Without these measures, the association warned, factory closures and widespread job losses are not a distant possibility but a looming reality.
In its conclusion, MAN struck a note of cautious optimism amid the gloom. The current crisis, it argued, should be seized as a catalyst rather than feared as a catastrophe. “Nigeria must use this global shock as an opportunity to strengthen local manufacturing and reduce dependence on external supply chains,” the paper stated. “Only genuine manufacturing autonomy will deliver the economic stability the nation so desperately needs.”
As the smoke rises over the Middle East and oil tankers reroute around troubled waters, Nigerian manufacturers are watching nervously. The next few weeks will test whether Abuja is prepared to listen—and to act—before the geopolitical storm engulfs the factory floor.
WHAT YOU SHOULD KNOW
The escalating US-Israel-Iran geopolitical crisis poses a serious threat to Nigeria’s fragile manufacturing recovery.

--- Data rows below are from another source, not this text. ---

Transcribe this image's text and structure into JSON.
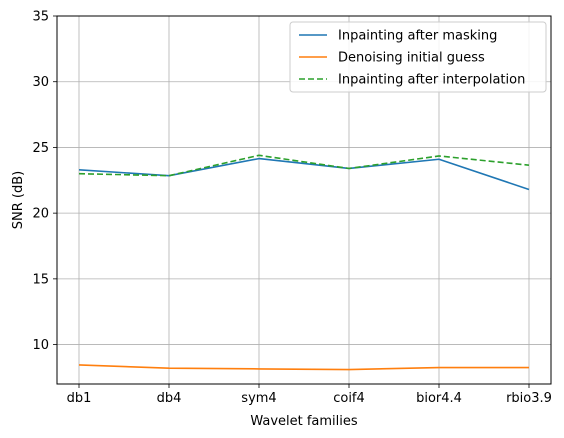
{
  "chart_data": {
    "type": "line",
    "categories": [
      "db1",
      "db4",
      "sym4",
      "coif4",
      "bior4.4",
      "rbio3.9"
    ],
    "xlabel": "Wavelet families",
    "ylabel": "SNR (dB)",
    "ylim": [
      7,
      35
    ],
    "yticks": [
      10,
      15,
      20,
      25,
      30,
      35
    ],
    "grid": true,
    "legend_position": "top-right",
    "series": [
      {
        "name": "Inpainting after masking",
        "color": "#1f77b4",
        "dash": "solid",
        "values": [
          23.3,
          22.85,
          24.15,
          23.4,
          24.1,
          21.8
        ]
      },
      {
        "name": "Denoising initial guess",
        "color": "#ff7f0e",
        "dash": "solid",
        "values": [
          8.45,
          8.2,
          8.15,
          8.1,
          8.25,
          8.25
        ]
      },
      {
        "name": "Inpainting after interpolation",
        "color": "#2ca02c",
        "dash": "dashed",
        "values": [
          23.0,
          22.85,
          24.4,
          23.4,
          24.35,
          23.65
        ]
      }
    ]
  }
}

Despite higher global oil prices, low domestic crude production (1.3–1.4 million bpd) limits benefits, while rising freight costs, energy prices, and imported inflation risk reversing recent gains in inflation control and factory capacity utilisation.
Nigeria’s heavy reliance on imported raw materials and unstable energy supply makes its manufacturing sector highly vulnerable to external shocks, even when oil prices rise.
Without urgent government action to guarantee forex for raw materials, prioritise local refined fuel supply, and suspend logistics levies, factory closures and lost of jobs could follow quickly.
Nigeria must turn this crisis into a catalyst for genuine local manufacturing autonomy rather than repeat past mistakes.